Der 39-jährige Mehmet Kubaşık wurde am 04. April 2006 vom sogenannten „Nationalsozialistischen Untergrund“ (NSU) in Dortmund ermordet.

Mehmet Kubaşık war Betreiber eines Kiosks in der Dortmunder Nordstadt. Zwischen 12 und 13 Uhr suchten die Täter*innen den Kiosk auf und schossen viermal auf Mehmet Kubaşık – zwei der Schüsse trafen ihn. Er wurde wenig später von einer Kundin tot hinter der Ladentheke gefunden.
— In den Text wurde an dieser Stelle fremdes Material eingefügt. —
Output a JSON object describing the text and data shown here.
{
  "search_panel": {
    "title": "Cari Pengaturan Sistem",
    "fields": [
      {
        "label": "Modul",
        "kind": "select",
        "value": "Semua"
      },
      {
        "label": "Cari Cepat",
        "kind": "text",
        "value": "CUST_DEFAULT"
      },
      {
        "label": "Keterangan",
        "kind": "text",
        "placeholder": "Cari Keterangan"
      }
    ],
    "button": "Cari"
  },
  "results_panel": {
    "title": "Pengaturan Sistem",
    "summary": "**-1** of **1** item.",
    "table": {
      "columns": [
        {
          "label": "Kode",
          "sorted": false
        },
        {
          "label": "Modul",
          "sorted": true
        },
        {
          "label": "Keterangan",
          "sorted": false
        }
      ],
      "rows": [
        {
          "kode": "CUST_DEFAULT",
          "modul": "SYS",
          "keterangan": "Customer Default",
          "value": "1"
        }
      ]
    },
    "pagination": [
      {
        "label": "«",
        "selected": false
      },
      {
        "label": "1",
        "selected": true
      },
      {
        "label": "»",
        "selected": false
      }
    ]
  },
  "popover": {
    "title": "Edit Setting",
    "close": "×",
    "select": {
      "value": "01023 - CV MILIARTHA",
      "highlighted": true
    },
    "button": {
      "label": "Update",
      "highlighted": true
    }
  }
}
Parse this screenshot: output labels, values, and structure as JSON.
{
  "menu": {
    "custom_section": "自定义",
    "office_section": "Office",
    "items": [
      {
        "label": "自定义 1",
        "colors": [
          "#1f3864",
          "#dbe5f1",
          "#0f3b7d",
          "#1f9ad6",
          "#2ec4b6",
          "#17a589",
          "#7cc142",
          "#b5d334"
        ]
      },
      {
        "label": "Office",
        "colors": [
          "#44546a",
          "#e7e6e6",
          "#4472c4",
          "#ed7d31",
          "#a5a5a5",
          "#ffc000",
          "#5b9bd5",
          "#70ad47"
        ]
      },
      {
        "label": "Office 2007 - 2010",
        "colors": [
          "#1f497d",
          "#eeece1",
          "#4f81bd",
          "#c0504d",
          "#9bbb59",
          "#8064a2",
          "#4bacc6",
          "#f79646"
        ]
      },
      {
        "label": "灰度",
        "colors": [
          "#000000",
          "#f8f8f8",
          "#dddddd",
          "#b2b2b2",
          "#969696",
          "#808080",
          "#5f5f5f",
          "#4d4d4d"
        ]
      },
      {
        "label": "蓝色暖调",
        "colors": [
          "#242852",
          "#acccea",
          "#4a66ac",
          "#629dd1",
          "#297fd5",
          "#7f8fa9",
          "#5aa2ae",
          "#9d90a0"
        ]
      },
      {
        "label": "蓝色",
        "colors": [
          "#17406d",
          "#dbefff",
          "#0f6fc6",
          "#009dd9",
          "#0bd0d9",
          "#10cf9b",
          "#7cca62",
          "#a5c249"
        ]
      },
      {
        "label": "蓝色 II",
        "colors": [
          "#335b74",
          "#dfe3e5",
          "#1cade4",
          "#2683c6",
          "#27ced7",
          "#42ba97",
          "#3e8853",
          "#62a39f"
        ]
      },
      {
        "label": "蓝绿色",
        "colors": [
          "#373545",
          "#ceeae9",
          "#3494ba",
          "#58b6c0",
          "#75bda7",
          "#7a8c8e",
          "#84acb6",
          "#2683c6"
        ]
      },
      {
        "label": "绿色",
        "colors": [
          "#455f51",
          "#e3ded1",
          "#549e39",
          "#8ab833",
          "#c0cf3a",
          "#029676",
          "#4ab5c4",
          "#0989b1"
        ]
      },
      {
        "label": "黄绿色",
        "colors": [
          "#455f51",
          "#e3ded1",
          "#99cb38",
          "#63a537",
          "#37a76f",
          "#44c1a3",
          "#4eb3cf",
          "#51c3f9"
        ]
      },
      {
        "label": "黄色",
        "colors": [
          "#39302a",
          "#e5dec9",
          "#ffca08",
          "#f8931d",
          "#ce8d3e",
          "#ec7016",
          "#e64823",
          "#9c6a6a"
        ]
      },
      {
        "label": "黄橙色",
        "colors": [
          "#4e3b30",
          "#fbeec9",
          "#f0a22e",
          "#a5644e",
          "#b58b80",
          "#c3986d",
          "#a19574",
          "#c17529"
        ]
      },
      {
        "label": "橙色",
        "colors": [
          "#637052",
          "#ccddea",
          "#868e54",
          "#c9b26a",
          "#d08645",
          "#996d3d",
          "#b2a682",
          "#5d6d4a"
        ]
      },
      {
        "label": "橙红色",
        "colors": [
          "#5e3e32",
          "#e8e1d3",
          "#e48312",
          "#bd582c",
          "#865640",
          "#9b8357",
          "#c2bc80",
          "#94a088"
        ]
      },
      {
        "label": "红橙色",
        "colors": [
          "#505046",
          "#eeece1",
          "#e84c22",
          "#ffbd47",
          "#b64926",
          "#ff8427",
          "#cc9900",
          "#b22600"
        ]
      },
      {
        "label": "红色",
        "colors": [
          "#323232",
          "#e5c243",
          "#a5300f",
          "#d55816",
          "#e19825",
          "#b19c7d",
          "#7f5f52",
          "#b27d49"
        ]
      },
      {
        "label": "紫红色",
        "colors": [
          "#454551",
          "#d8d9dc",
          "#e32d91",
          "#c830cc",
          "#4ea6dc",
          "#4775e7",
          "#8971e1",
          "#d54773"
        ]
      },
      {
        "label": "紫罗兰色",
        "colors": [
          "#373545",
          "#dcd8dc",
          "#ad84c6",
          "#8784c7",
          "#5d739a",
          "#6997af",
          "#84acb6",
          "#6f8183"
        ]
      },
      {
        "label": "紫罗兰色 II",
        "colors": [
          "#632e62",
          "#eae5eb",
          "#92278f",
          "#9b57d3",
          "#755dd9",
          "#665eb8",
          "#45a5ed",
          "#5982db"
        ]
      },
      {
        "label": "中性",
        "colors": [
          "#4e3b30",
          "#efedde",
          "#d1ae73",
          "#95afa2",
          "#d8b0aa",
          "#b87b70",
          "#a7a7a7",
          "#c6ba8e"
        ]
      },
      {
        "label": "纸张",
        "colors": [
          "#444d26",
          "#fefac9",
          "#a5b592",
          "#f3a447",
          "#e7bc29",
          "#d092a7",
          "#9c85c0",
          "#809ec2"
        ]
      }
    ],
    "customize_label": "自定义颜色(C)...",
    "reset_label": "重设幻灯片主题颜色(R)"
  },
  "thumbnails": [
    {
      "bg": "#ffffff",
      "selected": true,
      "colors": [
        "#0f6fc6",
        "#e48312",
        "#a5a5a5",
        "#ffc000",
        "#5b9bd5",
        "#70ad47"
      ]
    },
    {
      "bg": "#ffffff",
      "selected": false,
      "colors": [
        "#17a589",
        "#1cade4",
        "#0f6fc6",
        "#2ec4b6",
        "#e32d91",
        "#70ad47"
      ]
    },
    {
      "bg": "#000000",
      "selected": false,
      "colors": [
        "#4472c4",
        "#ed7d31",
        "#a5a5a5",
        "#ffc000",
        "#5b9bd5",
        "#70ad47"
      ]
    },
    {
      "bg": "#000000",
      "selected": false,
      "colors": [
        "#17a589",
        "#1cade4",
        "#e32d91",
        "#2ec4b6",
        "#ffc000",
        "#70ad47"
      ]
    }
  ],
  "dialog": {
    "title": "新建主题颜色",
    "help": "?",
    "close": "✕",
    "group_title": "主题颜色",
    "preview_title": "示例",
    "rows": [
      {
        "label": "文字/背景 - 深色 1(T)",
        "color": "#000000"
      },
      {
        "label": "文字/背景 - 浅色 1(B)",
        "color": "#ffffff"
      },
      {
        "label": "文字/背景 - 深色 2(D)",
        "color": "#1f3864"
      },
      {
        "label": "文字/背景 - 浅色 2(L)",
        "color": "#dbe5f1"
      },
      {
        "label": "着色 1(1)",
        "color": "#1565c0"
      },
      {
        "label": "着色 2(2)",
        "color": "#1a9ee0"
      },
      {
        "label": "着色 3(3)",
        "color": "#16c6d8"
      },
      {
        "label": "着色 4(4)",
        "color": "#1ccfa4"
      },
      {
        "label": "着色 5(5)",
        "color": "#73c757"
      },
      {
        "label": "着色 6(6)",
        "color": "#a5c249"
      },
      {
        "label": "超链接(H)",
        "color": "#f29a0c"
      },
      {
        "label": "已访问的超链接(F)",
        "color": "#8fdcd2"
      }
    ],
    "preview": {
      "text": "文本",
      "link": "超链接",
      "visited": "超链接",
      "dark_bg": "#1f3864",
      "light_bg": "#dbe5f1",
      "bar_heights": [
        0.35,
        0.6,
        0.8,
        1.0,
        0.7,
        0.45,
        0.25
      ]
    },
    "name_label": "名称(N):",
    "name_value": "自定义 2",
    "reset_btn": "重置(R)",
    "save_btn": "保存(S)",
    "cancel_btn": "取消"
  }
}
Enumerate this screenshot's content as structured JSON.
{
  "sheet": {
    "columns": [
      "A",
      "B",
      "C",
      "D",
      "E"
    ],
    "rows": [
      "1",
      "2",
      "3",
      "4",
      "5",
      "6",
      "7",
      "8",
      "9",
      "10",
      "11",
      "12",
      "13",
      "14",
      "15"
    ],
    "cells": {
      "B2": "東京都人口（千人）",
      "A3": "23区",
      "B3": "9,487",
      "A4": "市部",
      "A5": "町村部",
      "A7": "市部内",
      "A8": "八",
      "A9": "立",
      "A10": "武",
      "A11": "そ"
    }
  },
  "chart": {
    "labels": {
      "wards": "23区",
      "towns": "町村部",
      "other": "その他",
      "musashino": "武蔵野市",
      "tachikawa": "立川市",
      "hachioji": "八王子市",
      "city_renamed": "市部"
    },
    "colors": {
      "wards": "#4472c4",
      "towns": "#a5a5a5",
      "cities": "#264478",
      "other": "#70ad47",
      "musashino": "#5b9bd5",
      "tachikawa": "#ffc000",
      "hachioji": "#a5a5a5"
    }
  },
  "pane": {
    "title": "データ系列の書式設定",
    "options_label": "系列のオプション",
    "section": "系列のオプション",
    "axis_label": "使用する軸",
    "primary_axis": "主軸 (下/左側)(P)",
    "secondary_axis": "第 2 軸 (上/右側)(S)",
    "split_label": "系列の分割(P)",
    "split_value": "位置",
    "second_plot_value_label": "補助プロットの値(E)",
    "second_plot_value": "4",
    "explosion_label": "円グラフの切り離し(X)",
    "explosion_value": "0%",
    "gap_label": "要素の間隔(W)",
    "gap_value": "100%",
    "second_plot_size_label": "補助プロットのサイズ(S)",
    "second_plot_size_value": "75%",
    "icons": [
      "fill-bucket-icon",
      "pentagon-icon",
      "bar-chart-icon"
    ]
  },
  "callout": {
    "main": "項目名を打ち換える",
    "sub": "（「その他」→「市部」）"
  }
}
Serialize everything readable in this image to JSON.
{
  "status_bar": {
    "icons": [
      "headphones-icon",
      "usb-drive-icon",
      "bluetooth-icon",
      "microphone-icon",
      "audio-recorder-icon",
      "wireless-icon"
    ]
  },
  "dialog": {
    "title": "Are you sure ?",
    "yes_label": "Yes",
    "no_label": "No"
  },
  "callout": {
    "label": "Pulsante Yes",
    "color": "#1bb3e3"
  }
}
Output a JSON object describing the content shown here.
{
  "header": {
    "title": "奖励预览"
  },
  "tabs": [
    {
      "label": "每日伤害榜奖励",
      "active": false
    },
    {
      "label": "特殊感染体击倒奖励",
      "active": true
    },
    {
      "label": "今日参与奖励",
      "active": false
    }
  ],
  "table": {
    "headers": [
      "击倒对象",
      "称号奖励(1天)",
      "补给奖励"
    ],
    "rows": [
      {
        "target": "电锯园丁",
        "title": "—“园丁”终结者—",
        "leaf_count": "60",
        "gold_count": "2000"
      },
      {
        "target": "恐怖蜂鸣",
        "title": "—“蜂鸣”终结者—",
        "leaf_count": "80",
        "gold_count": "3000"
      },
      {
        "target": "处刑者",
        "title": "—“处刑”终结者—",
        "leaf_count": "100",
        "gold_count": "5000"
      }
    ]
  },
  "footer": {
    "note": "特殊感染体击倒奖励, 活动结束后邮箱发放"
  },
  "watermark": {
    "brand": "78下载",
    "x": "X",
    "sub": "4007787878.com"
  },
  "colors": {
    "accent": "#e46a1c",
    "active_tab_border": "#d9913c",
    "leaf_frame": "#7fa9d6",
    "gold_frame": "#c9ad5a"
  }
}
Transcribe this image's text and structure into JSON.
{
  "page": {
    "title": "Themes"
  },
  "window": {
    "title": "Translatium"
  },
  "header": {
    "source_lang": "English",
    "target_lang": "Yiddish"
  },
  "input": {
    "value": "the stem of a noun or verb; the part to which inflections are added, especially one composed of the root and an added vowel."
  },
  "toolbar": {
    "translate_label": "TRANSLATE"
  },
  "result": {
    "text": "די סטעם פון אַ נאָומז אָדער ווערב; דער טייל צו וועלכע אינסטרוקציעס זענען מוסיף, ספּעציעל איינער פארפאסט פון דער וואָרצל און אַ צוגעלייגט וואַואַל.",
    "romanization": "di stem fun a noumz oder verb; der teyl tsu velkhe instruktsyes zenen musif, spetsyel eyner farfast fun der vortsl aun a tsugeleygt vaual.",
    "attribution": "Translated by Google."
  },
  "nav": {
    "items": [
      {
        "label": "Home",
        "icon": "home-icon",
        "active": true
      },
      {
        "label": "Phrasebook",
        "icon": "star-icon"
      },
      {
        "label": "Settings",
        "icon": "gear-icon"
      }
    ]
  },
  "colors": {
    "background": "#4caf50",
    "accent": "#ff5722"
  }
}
„Deutschland fühlte sich als Heimat an“

Mehmet Kubaşık wurde 1966 in Pazarcık im Süden der Türkei geboren. Dort besuchte er die Grund- und Mittelschule und arbeitete anschließend in der Landwirtschaft. 1980 heiratet er, gegen den Willen seiner Familie, seine Jugendliebe Elif. Sie bekamen eine Tochter. Die Familie gehörte der Minderheit der Aleviten an, die in der Türkei verfolgt wurde. Wegen der zunehmend bedrohlichen Situation zog Mehmet Kubaşık mit seiner Familie 1991 nach Deutschland. Bis zur Anerkennung des Asylantrags im Jahr 1993 lebte die Familie in einer Unterkunft für Geflüchtete – dann konnten sie eine gemeinsame Wohnung in Dortmund beziehen. Mitte der 1990er Jahre bekamen Mehmet und Elif Kubaşık einen Sohn, im Jahr 2000 einen zweiten. Um seine Familie zu ernähren, arbeitete Mehmet Kubaşık als Hilfs- und Bauarbeiter in einem Obsthandel, bei einer Dachdeckerfirma, in einem Imbiss und bei einem Paketservice. Im Jahr 2004 – ein Jahr, nachdem er die deutsche Staatsbürgerschaft bekam – eröffnete Mehmet Kubaşık seinen Kiosk in der Mallinckrodtstraße in Dortmund.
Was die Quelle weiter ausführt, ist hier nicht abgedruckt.